Diferenciação entre os acusados
João Carlos Dalmagro Júnior, defensor de Ronald Ferreira de Araújo Júnior, destacou a necessidade de diferenciar as condutas dos diversos imputados. Ele ressaltou que seu cliente não era integrante das forças especiais, mas um militar ligado à comunicação, e que não estava presente na reunião de 28 de novembro de 2022.
“O que é imputado a Ronald é que em determinado momento, conversou com outro colega que foi Sérgio Cavalieri, comentaram que havia um burburinho sobre a carta e dos militares que não queriam assinar essa carta e ele teria dito que ‘sabia onde isso iria vazar'”, explicou o advogado, acrescentando que, “a partir daí não é imputada nenhuma outra denúncia ao Ronald”.

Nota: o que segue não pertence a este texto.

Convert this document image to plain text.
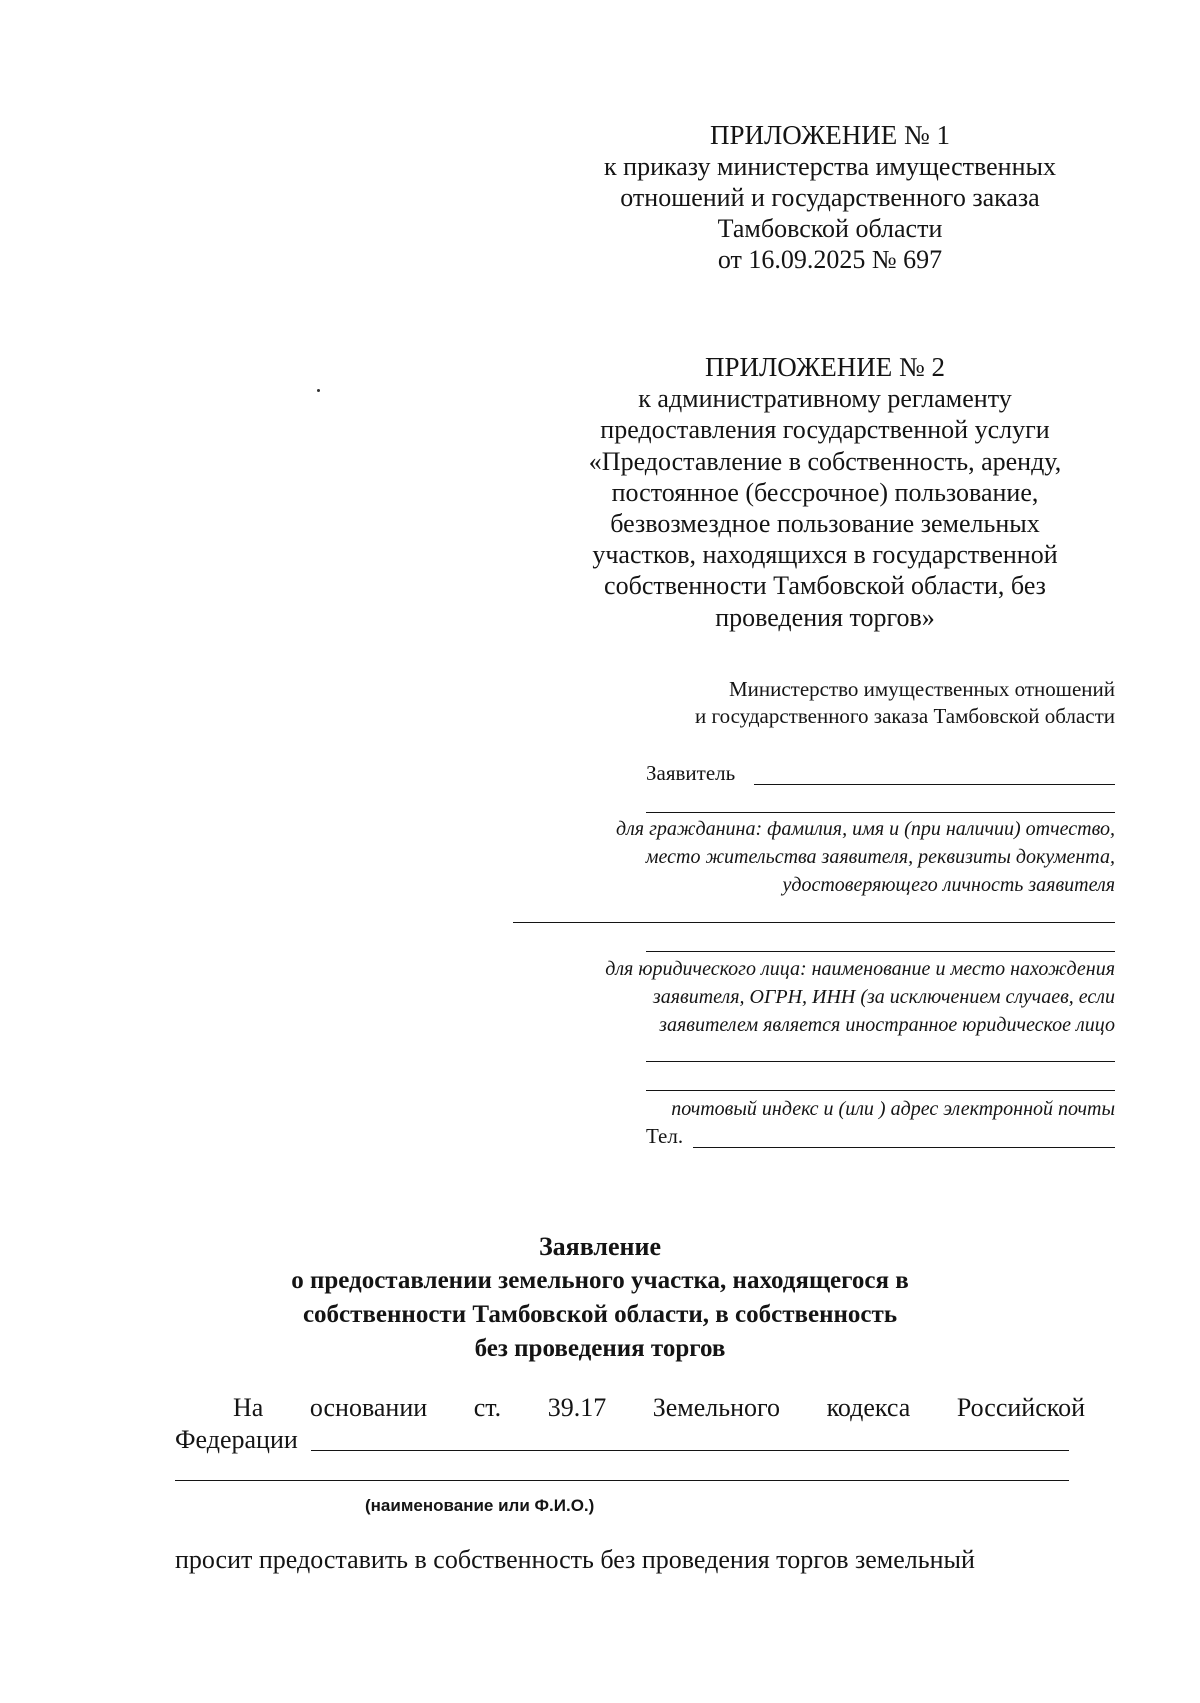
ПРИЛОЖЕНИЕ № 1
к приказу министерства имущественных
отношений и государственного заказа
Тамбовской области
от 16.09.2025 № 697
ПРИЛОЖЕНИЕ № 2
к административному регламенту
предоставления государственной услуги
«Предоставление в собственность, аренду,
постоянное (бессрочное) пользование,
безвозмездное пользование земельных
участков, находящихся в государственной
собственности Тамбовской области, без
проведения торгов»
Министерство имущественных отношений
и государственного заказа Тамбовской области
Заявитель
для гражданина: фамилия, имя и (при наличии) отчество,
место жительства заявителя, реквизиты документа,
удостоверяющего личность заявителя
для юридического лица: наименование и место нахождения
заявителя, ОГРН, ИНН (за исключением случаев, если
заявителем является иностранное юридическое лицо
почтовый индекс и (или ) адрес электронной почты
Тел.
Заявление
о предоставлении земельного участка, находящегося в
собственности Тамбовской области, в собственность
без проведения торгов
На основании ст. 39.17 Земельного кодекса Российской
Федерации
(наименование или Ф.И.О.)
просит предоставить в собственность без проведения торгов земельный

Principais argumentos das defesas
- Ausência de provas materiais que comprovem a participação dos acusados em qualquer plano golpista.
- A reunião de 28 de novembro de 2022, citada como evidência pela PGR, foi caracterizada pelas defesas como uma confraternização entre amigos.
- Inexistência de mensagens ou declarações dos acusados que demonstrem apoio a ações antidemocráticas.
- Questionamento sobre as interpretações das mensagens interceptadas, alegando que houve distorção de seus significados.
- Não participação da maioria dos acusados nas reuniões citadas pela acusação.
- Cumprimento de ordens superiores, sem conhecimento de eventual plano golpista.
- Falta de individualização das condutas, com acusações genéricas contra os réus.
- Incompetência do STF para julgar militares em casos como este.
- Questionamento sobre a imparcialidade do ministro relator.
- Apresentação de provas de que alguns acusados não estavam nos locais indicados pela investigação.
- Contradição entre as acusações e o fato de alguns militares terem sido promovidos durante o atual governo.
- Alegação de cerceamento de defesa por questões processuais.
A sessão, que se estendeu por toda a manhã, evidenciou o embate entre a acusação, que sustenta a existência de um plano coordenado para impedir a posse do presidente eleito, e as defesas, que negam veementemente qualquer participação de seus clientes em atividades antidemocráticas, apontando supostas fragilidades nas provas apresentadas pela Procuradoria-Geral da República.